Lega estremista, 5 Stelle moderati
Di Maio ha poi invitato la Lega ad abbandonare posizioni troppo estreme: «Se la si smette di fare l’ultradestra che poi scatena i centri sociali che pari sono per comportamenti allora io rientrerò nell’evitare di far notare dei comportamenti che non condivido. Ma altrimenti così si andrà avanti anche dopo il 26 maggio. Non si può pensare che questa è una strategia elettorale. Semplicemente da 4 mesi la Lega si è spostata su posizioni più estreme, più a ultradestra».

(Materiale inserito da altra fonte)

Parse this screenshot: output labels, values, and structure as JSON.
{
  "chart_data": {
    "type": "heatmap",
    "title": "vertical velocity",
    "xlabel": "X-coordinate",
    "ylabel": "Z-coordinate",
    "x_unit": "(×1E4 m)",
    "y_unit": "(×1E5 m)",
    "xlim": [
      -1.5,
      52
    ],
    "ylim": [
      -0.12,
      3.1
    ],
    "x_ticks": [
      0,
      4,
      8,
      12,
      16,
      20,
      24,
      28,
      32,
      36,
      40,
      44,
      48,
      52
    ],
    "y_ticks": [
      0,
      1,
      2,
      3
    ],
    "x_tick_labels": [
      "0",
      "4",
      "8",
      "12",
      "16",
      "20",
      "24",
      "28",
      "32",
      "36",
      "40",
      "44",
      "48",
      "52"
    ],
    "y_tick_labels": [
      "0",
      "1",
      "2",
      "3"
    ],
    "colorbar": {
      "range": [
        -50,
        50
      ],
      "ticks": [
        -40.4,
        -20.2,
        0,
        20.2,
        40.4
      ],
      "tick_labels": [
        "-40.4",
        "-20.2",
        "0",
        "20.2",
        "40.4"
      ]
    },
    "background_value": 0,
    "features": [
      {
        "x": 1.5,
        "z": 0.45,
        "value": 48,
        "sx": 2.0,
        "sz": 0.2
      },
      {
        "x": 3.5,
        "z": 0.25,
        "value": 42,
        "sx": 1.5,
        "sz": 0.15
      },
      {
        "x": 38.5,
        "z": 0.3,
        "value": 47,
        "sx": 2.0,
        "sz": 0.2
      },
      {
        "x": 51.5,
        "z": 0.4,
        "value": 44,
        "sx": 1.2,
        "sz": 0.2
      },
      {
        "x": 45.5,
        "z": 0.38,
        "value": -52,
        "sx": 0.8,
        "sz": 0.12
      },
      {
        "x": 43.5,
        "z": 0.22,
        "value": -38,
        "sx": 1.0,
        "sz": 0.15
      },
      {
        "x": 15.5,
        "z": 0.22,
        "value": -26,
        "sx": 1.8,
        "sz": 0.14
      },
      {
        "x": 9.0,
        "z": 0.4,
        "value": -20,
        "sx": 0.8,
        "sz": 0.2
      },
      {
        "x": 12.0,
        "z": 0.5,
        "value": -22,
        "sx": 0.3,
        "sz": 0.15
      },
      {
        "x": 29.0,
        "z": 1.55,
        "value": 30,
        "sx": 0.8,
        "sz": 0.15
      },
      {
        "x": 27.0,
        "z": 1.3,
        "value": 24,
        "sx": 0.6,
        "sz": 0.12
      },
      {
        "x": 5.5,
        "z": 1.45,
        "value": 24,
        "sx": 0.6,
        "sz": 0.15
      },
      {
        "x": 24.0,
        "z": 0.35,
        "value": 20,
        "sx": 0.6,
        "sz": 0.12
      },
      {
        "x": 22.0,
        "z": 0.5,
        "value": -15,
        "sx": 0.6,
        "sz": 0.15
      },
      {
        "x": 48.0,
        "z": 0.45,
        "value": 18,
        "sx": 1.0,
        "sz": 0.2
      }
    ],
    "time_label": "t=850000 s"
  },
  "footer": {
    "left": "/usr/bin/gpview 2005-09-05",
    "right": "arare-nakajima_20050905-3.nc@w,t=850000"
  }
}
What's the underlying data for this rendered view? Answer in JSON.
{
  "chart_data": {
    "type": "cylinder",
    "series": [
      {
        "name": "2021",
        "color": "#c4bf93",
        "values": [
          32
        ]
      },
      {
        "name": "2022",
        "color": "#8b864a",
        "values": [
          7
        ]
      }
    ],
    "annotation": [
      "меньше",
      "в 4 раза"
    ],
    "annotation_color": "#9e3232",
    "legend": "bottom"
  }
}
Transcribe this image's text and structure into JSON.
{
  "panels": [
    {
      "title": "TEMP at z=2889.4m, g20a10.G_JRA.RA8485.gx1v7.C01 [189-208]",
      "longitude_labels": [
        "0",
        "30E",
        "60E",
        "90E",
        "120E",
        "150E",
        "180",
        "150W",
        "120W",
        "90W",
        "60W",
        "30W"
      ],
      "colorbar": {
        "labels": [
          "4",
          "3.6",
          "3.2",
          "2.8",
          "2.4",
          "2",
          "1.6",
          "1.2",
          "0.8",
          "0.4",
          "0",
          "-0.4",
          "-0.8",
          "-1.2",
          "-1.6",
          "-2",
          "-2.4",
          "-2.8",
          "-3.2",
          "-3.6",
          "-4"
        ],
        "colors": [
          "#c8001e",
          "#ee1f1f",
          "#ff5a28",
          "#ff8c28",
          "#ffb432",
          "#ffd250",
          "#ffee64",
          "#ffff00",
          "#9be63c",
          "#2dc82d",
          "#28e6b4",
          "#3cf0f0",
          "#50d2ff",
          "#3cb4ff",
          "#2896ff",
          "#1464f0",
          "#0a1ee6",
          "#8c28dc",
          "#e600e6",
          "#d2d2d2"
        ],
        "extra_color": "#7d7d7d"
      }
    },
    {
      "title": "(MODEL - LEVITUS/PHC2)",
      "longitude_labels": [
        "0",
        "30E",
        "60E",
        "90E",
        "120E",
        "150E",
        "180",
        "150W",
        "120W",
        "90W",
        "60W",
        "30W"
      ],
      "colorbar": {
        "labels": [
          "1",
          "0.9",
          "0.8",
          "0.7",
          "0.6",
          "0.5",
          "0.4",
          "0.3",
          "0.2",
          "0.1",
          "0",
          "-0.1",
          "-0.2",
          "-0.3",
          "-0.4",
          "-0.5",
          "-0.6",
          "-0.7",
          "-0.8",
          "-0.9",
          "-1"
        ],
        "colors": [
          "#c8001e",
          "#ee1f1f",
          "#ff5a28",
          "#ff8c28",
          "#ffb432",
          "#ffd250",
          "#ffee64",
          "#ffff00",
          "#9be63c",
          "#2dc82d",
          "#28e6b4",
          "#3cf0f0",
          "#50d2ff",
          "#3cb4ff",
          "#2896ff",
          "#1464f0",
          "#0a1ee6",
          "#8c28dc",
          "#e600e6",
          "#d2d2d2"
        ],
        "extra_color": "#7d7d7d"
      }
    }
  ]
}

L’obiettivo del ministro del Lavoro è quello di proseguire con l’alleanza di governo per impedire il ritorno di «partiti come il Pd che l’unica legge che ha presentato in questi due mesi di segreteria Zingaretti è la legge Zanda per aumentare gli stipendi dei parlamentari a 19mila euro e di ricostituire i vitalizi che noi abbiamo abolito a luglio». Tuttavia, affinché la vita dell’esecutivo si protragga ancora a lungo, il partito di Salvini dovrebbe tornare a posizioni più moderate: «Dobbiamo andare avanti e mi auguro che su alcune posizioni si possa rientrare a una Lega che 4 mesi fa era molto più moderata. Paradossalmente siamo diventati noi come M5S la forza della ragionevolezza. Da una parte abbiamo il Pd che si allea con Cirino Pomicino, dall’altra la Lega che si sta alleando con Juncker».

Agenda di governo
Analizzando quelli che saranno i prossimi passi dell’esecutivo, il vicepremier tranquillizza sulla possibilità di un aumento del debito pubblico, sottolineando come nel contratto di governo non sia presente nessuna opzione a riguardo. Per il futuro e la prossima legge di bilancio, l’obiettivo è quello di «abbassare le tasse. La flat tax si deve fare per il ceto medio, non per i ricchi. L’Iva non deve aumentare – e – dalla Lega mi aspetto – l’ok alla – galera per i grandi evasori».

Caso voli di Stato
Il vicepremier, però, non riesce a trattenere una “stoccata” al collega di governo e così, a colloquio con i giornalisti, commenta il caso, di cui si sta occupando la Corte dei Conti del Lazio, dei voli di Stato utilizzati da Salvini: «Questa cosa la vedrà la Corte dei Conti: dico solo con molta simpatia che in questi mesi molti gruppi locali del MoVimento mi chiamavano e mi dicevano: “Qui è venuto Salvini, perché tu non ci sei?”. Io mi chiedevo se fosse solo un problema legato alla presenza a Roma e forse stavo troppo nel ministero. Adesso ho capito perché lui riusciva a fare più piazze di me. Io utilizzando solo i voli normali di linea ho qualche difficoltà in più».